Posted by Admin on October 17, 2013
Posted in: Bash, Programming. Tagged: bash, string.

Bash has ability of simple string manipulation. It has a various operators which allow do some basic text operations. This short article shows how to use these features in action with Bash.

Let’s say we have a variable text:

$ text="This is a sample text."

String length

We can get string length using a following syntax.

${#text}

We can simply display it.

$ echo ${#text}

Getting a substring

There are three versions of this operator (some arguments are optional).

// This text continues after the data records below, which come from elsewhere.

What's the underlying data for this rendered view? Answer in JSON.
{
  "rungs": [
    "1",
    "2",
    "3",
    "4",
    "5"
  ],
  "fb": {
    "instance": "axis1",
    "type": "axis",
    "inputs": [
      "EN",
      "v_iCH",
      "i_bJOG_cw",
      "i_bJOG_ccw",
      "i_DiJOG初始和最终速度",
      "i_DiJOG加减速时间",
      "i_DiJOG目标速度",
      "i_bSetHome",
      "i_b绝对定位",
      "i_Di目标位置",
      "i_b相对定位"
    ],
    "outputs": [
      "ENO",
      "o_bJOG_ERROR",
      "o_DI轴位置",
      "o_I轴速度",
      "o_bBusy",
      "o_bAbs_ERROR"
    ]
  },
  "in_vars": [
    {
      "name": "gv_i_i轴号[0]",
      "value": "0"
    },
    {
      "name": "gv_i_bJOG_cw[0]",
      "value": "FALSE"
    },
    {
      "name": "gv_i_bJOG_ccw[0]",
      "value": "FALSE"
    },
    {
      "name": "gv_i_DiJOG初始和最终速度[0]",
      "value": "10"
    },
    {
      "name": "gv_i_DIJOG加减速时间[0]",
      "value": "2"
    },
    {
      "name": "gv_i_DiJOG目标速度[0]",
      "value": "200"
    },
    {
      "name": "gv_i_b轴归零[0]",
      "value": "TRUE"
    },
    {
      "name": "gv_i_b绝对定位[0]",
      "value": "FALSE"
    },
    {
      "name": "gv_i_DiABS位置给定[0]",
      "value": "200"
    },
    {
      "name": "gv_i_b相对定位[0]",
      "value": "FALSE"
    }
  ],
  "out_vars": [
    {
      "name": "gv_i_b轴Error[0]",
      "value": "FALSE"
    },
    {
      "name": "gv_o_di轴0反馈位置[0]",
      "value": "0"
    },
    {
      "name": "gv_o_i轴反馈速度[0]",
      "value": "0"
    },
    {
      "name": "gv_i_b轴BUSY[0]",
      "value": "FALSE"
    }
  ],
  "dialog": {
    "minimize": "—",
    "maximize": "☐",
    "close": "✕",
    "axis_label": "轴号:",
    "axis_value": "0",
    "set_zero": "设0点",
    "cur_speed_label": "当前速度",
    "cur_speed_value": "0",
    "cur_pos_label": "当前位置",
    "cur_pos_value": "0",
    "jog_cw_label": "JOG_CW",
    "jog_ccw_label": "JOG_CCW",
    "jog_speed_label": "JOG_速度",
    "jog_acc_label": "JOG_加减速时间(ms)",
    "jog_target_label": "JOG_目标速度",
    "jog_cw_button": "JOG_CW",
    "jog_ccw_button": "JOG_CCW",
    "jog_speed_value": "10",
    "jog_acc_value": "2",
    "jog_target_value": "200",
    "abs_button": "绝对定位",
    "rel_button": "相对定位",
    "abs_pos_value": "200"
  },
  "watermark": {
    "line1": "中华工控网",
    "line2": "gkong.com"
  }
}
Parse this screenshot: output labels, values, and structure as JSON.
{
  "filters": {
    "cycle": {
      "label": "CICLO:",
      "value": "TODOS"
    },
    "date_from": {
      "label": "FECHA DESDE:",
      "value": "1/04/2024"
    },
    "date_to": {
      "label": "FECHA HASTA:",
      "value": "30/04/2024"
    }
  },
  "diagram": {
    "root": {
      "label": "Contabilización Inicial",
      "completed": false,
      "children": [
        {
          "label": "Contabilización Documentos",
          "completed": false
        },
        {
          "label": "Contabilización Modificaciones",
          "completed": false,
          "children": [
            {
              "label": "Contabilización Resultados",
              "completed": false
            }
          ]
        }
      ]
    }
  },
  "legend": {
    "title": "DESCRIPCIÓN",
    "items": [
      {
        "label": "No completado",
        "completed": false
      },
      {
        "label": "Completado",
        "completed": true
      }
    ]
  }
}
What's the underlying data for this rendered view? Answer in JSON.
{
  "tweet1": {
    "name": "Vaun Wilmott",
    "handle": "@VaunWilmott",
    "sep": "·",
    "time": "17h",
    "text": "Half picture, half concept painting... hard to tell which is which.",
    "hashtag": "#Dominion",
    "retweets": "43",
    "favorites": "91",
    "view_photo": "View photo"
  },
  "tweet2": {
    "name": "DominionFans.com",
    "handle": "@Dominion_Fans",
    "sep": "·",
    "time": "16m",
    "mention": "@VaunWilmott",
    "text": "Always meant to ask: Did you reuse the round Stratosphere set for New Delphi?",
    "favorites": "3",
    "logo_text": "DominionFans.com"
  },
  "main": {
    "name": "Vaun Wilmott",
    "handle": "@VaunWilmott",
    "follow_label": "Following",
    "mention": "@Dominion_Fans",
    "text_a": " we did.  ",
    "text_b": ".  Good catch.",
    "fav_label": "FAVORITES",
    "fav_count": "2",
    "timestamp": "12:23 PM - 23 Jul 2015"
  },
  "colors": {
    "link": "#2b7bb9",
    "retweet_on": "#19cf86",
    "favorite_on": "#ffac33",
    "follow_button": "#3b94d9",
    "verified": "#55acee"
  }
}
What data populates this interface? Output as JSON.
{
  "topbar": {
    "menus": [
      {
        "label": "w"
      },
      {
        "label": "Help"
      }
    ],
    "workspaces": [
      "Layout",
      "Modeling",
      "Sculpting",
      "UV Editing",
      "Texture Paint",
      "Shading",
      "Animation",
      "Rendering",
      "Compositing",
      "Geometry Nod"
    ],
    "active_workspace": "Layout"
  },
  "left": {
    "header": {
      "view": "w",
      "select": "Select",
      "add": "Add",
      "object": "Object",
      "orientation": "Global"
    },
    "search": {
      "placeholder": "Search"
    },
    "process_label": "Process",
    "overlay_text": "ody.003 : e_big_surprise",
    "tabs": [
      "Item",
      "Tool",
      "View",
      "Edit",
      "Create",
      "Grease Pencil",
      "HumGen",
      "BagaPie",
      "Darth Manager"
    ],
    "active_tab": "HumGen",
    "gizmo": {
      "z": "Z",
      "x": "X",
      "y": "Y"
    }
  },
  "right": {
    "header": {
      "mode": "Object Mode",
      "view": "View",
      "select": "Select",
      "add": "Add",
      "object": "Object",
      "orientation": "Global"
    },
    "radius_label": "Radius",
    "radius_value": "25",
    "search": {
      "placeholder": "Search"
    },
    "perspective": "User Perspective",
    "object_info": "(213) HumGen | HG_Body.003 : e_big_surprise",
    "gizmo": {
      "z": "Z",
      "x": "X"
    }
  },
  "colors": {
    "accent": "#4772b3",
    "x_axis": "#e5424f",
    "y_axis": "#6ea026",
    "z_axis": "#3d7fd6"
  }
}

1. Getting a substring starting on nth char:

${text:n}

Using text from our example:

$ n=3
$ echo ${text:n}
s is a sample text.

2. Getting a substring with specified length:

${text:n:len}

where len is a length of the substring. For example:

$ len=7
$ n=3
$ echo ${text:n:len}
s is a

3. Getting substring starting at beginning of the $text variable. Value of the second argument is zero.

$ len=3
$ echo ${text::len}
Thi

Substring match

1. How to check regexp match? Matching word ‘sample’ inside $text string. Returned value is a number of matched characters.

$ expr match "$text" "^.*sample.*$"
22

2. This expression returns index in $text string where any of ‘abc’ characters is found.

$ expr index "$text" "abc"
9

In this example first found letter is ‘a’ (the 9th).